Gambar 3: Elevasi jalur MRT CP 106 Setiabudi – Bundaran HI
Gambar 3: Elevasi jalur MRT CP 106 Setiabudi – Bundaran HI

Tidak Takut dengan Banjir

Hal lain yang menjadi daya tarik tersendiri adalah bagaimana strategi PT MRT Jakarta dalam mengantisipasi banjir yang seringkali datang menghampiri kota Jakarta rutin setiap tahunnya. Selain itu, ada siklus banjir besar 5 tahunan yang menjadi ancaman besar bagi wilayah Bundaran HI dan sekitarnya beberapa tahun yang lalu. Calon operator KA bawah tanah pertama di Indonesia tersebut mensiasati hal ini dengan menaikkan level atau ketinggian pintu masuk utama (main entrance) menuju stasiun menjadi sekitar 1 m di atas muka tanah. Hal ini mencegah air tidak masuk ke dalam stasiun.

Belajar dari masa lalu, banjir-banjir sebelumnya termasuk siklus banjir 4 tahunan kota Jakarta tidak pernah mencapai ketinggian hingga 1 m atau lebih dari muka tanah sehingga rangkaian kereta tetap dapat melaju didalam tanah sebagaimana biasanya. Namun untuk mengantisipasi hal-hal yang tidak diinginkan semisal banjir besar yang melanda Jakarta akan melebihi ketinggian 1 m, maka ada sistem proteksi lain untuk stasiun, yaitu pintu darurat yang akan muncul dari dalam tanah untuk menutup pintu masuk menuju stasiun MRT, sehingga air tidak dapat masuk melalui main entrance.

Gambar 5: Pintu masuk dan keluar Stasiun Dukuh Atas
Gambar 5: Pintu masuk dan keluar Stasiun Dukuh Atas

Selain itu, letak kepulauan Indonesia yang berada dalam 3 lempengan tektonik besar yaitu, lempeng Pasifik, Indo-Australia, dan Eurasia membuat Indonesia rentan dengan terjadinya gempa tektonik. Antisipasi yang telah dilakukan adalah dengan mendesain terowongan bawah tanah agar lebih fleksibel dengan bergerak mengikuti getaran yang terjadi bila terjadi gempa. Tentu saja fleksibilitas yang terjadi tidak dapat terlihat secara kasat mata karena terjadi dalam skala millimeter. Ini akan mengakibatkan pengguna jasa dan pegawai yang berada di dalam terowongan ini tidak merasakan getaran gempa karena teknologi struktur terowongan mampu mengikuti getaran gempa.
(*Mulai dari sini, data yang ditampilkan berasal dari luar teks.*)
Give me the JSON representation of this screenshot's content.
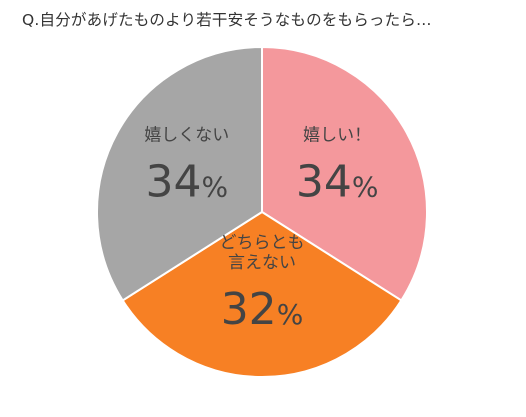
{
  "chart_data": {
    "type": "pie",
    "title": "Q.自分があげたものより若干安そうなものをもらったら…",
    "unit": "%",
    "slices": [
      {
        "label": "嬉しい！",
        "value": 34,
        "color": "#f4989c"
      },
      {
        "label": "どちらとも\n言えない",
        "value": 32,
        "color": "#f78024"
      },
      {
        "label": "嬉しくない",
        "value": 34,
        "color": "#a6a6a6"
      }
    ],
    "start_angle_deg": 0,
    "direction": "clockwise",
    "legend": "none"
  }
}
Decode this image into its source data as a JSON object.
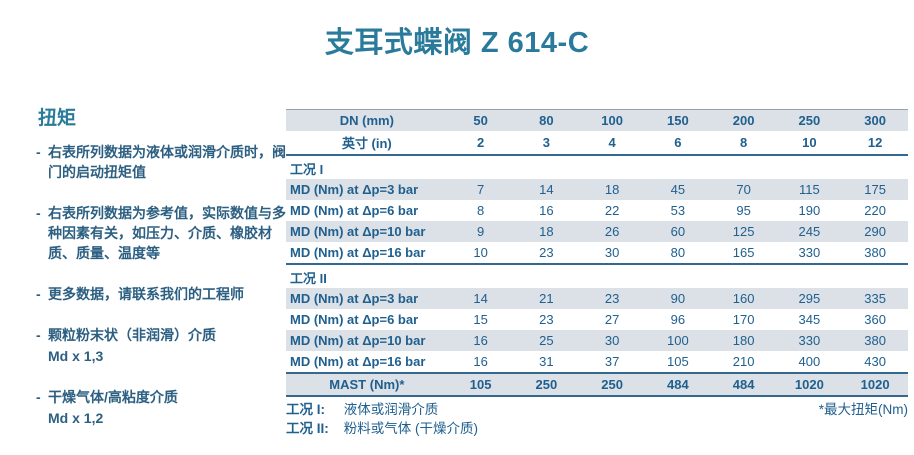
{
  "title": "支耳式蝶阀 Z 614-C",
  "sidebar": {
    "heading": "扭矩",
    "marker": "-",
    "bullets": [
      {
        "text": "右表所列数据为液体或润滑介质时，阀门的启动扭矩值"
      },
      {
        "text": "右表所列数据为参考值，实际数值与多种因素有关，如压力、介质、橡胶材质、质量、温度等"
      },
      {
        "text": "更多数据，请联系我们的工程师"
      },
      {
        "text": "颗粒粉末状（非润滑）介质",
        "sub": "Md x 1,3"
      },
      {
        "text": "干燥气体/高粘度介质",
        "sub": "Md x 1,2"
      }
    ]
  },
  "table": {
    "header_rows": [
      {
        "label": "DN (mm)",
        "shaded": true,
        "values": [
          "50",
          "80",
          "100",
          "150",
          "200",
          "250",
          "300"
        ]
      },
      {
        "label": "英寸 (in)",
        "shaded": false,
        "values": [
          "2",
          "3",
          "4",
          "6",
          "8",
          "10",
          "12"
        ]
      }
    ],
    "sections": [
      {
        "title": "工况 I",
        "rows": [
          {
            "label": "MD (Nm) at Δp=3 bar",
            "values": [
              "7",
              "14",
              "18",
              "45",
              "70",
              "115",
              "175"
            ]
          },
          {
            "label": "MD (Nm) at Δp=6 bar",
            "values": [
              "8",
              "16",
              "22",
              "53",
              "95",
              "190",
              "220"
            ]
          },
          {
            "label": "MD (Nm) at Δp=10 bar",
            "values": [
              "9",
              "18",
              "26",
              "60",
              "125",
              "245",
              "290"
            ]
          },
          {
            "label": "MD (Nm) at Δp=16 bar",
            "values": [
              "10",
              "23",
              "30",
              "80",
              "165",
              "330",
              "380"
            ]
          }
        ]
      },
      {
        "title": "工况 II",
        "rows": [
          {
            "label": "MD (Nm) at Δp=3 bar",
            "values": [
              "14",
              "21",
              "23",
              "90",
              "160",
              "295",
              "335"
            ]
          },
          {
            "label": "MD (Nm) at Δp=6 bar",
            "values": [
              "15",
              "23",
              "27",
              "96",
              "170",
              "345",
              "360"
            ]
          },
          {
            "label": "MD (Nm) at Δp=10 bar",
            "values": [
              "16",
              "25",
              "30",
              "100",
              "180",
              "330",
              "380"
            ]
          },
          {
            "label": "MD (Nm) at Δp=16 bar",
            "values": [
              "16",
              "31",
              "37",
              "105",
              "210",
              "400",
              "430"
            ]
          }
        ]
      }
    ],
    "mast_row": {
      "label": "MAST (Nm)*",
      "values": [
        "105",
        "250",
        "250",
        "484",
        "484",
        "1020",
        "1020"
      ]
    },
    "notes": [
      {
        "term": "工况 I:",
        "desc": "液体或润滑介质"
      },
      {
        "term": "工况 II:",
        "desc": "粉料或气体 (干燥介质)"
      }
    ],
    "note_right": "*最大扭矩(Nm)"
  },
  "colors": {
    "title": "#2a7b9b",
    "table_text": "#20608f",
    "sidebar_text": "#2c5f81",
    "row_shade": "#dce0e7",
    "rule_dark": "#34688f",
    "rule_light": "#9ba2ab"
  }
}
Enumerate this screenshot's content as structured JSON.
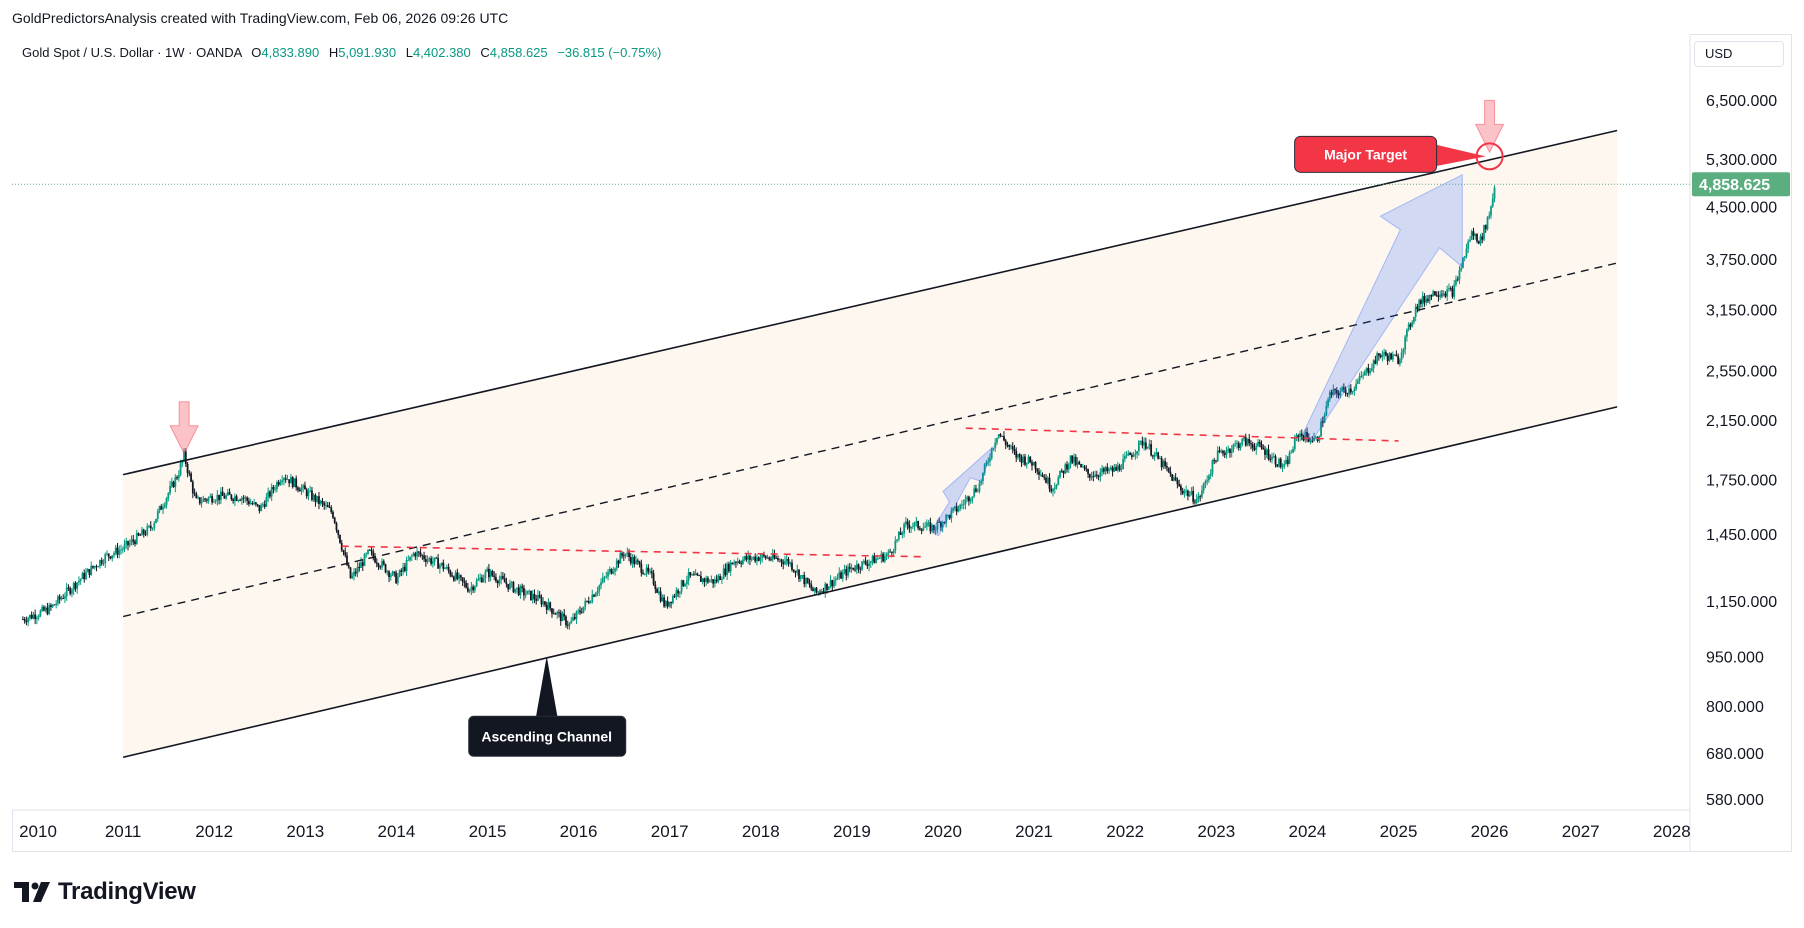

Keadaan ini dibuktikan ketika terjadi gempa di Jakarta beberapa waktu yang lalu dengan kekuatan sekitar 5 skala richter, para pekerja MRT yang berada di bawah tanah mengaku tidak merasakan adanya gempa ketika itu. Hal ini berbeda dengan bangunan tinggi yang hanya memaku pondasi di dalam tanah, sehingga bila tanah yang mengelilingi pondasi bergetar maka bagian atas bangunan akan merasakan getaran yang lebih besar daripada yang terjadi di bawah karena ayunan dari struktur bangunan.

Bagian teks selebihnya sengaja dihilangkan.